If you want to make some customizations, a detailed description of this configuration is provided below (let us take fio as an example):

benchmark_results_generator:          # This is a keyword associated with generate_benchmark_results.py
  functions:                          # This section defines some function switches
    report_items: combined_base       # This option is used to handle the case when BASE and TEST sets are different;
                                      # `combined_base` means that a combination of BASE and TEST will be used, while
                                      # `test_only` will generate reports based on the TEST set.
    case_conclusion: yes              # Generate overall conclusions for each case in the report
    case_conclusion_abbr: no          # Don't use abbreviations in the overall conclusion
  defaults:                           # This section defines the default behavior
    round: 6                          # All numeric data will retain 6 decimal places
    round_pct: 2                      # All percentage data will retain 2 decimal places
    use_abbr: yes                     # Use abbreviations in the overall conclusion (like "DR" for "Dramatic Regression")
    fillna: "NaN"                     # The string to be filled in when the data does not exist
  kpi_defaults:                       # This section defines the default behavior for KPIs
    higher_is_better: yes             # The higher the value, the better
    max_pctdev_threshold: 0.10        # When the standard deviation of any sample in BASE or TEST is higher than 10%,
                                      # The case will be judged as "High Variance". (A value of zero will disable this feature)
    confidence_threshold: 0.95        # The significance threshold (1-p) for the T-test.

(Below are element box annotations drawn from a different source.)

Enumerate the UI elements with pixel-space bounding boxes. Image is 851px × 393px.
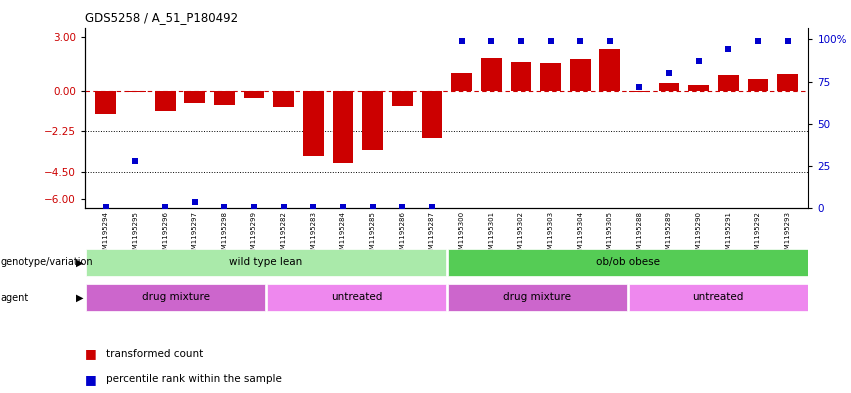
Point <box>662 70 676 76</box>
Text: genotype/variation: genotype/variation <box>1 257 94 267</box>
Point <box>336 204 350 210</box>
Bar <box>570 59 591 91</box>
Bar <box>748 79 768 91</box>
Text: agent: agent <box>1 293 29 303</box>
Text: wild type lean: wild type lean <box>229 257 303 267</box>
Bar <box>448 285 626 311</box>
Bar <box>629 285 808 311</box>
Text: ■: ■ <box>85 373 97 386</box>
Point <box>306 204 320 210</box>
Point <box>218 204 231 210</box>
Bar <box>718 75 739 91</box>
Bar <box>363 91 383 151</box>
Bar <box>511 62 531 91</box>
Text: GDS5258 / A_51_P180492: GDS5258 / A_51_P180492 <box>85 11 238 24</box>
Bar <box>273 91 294 107</box>
Point <box>751 38 765 44</box>
Point <box>188 198 202 205</box>
Point <box>781 38 795 44</box>
Point <box>514 38 528 44</box>
Point <box>158 204 172 210</box>
Bar <box>629 91 650 92</box>
Text: ▶: ▶ <box>76 257 83 267</box>
Point <box>248 204 261 210</box>
Text: drug mixture: drug mixture <box>503 292 571 302</box>
Bar <box>95 91 117 114</box>
Text: untreated: untreated <box>331 292 382 302</box>
Point <box>426 204 439 210</box>
Point <box>484 38 498 44</box>
Text: ob/ob obese: ob/ob obese <box>596 257 660 267</box>
Bar <box>185 91 205 103</box>
Text: ■: ■ <box>85 347 97 360</box>
Point <box>722 46 735 53</box>
Point <box>99 204 112 210</box>
Bar <box>481 58 501 91</box>
Bar <box>659 83 679 91</box>
Bar <box>599 49 620 91</box>
Bar <box>392 91 413 106</box>
Text: percentile rank within the sample: percentile rank within the sample <box>106 374 283 384</box>
Bar <box>777 73 798 91</box>
Bar <box>86 249 446 275</box>
Bar <box>214 91 235 105</box>
Bar <box>688 85 709 91</box>
Bar <box>86 285 265 311</box>
Bar <box>243 91 265 98</box>
Point <box>366 204 380 210</box>
Bar <box>303 91 323 156</box>
Point <box>692 58 705 64</box>
Point <box>454 38 468 44</box>
Bar <box>540 63 561 91</box>
Point <box>603 38 617 44</box>
Text: ▶: ▶ <box>76 293 83 303</box>
Point <box>396 204 409 210</box>
Point <box>129 158 142 164</box>
Point <box>544 38 557 44</box>
Text: transformed count: transformed count <box>106 349 203 359</box>
Bar <box>125 91 146 92</box>
Bar <box>267 285 446 311</box>
Point <box>574 38 587 44</box>
Bar <box>155 91 175 111</box>
Bar <box>451 73 472 91</box>
Bar <box>421 91 443 138</box>
Bar <box>448 249 808 275</box>
Bar <box>333 91 353 163</box>
Text: untreated: untreated <box>693 292 744 302</box>
Text: drug mixture: drug mixture <box>141 292 209 302</box>
Point <box>632 83 646 90</box>
Point <box>277 204 290 210</box>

If this value is higher than 95%,
                                      # it is considered that there is a significant difference between the samples.
    negligible_threshold: 0.05        # Mark differences within 5% as negligible changes
    regression_threshold: 0.10        # Mark differences greater than 10% as dramatic changes (the difference between 5%
                                      # and 10% will be marked as a moderate changes)
  keys:                               # This section defines the key to associate the BASE and TEST samples
    - name: CaseID
    - name: RW
    - name: BS
    - name: IOdepth
    - name: Numjobs
  kpis:                               # This section defines the KPIs to be measured
    - name: IOPS
      round: 1
    - name: LAT                       # The display name of the KPI
      unit: ms                        # The unit of value (shouldn't be changed)
      from: LAT(ms)                   # The attribute's name in the "Test Results"
      higher_is_better: no            # For latency, the lower it is, the better
      round: 3                        # Retain 3 decimal places (overwrite the default value 6)
    - name: CLAT
      unit: ms
      from: CLAT(ms)
      higher_is_better: no
      round: 3
      max_pctdev_threshold: 0.00      # Disable checking SD%
      negligible_threshold: 0.20
      regression_threshold: 0.20      # Mark differences greater than 20% as drastic changes and ignore other differences.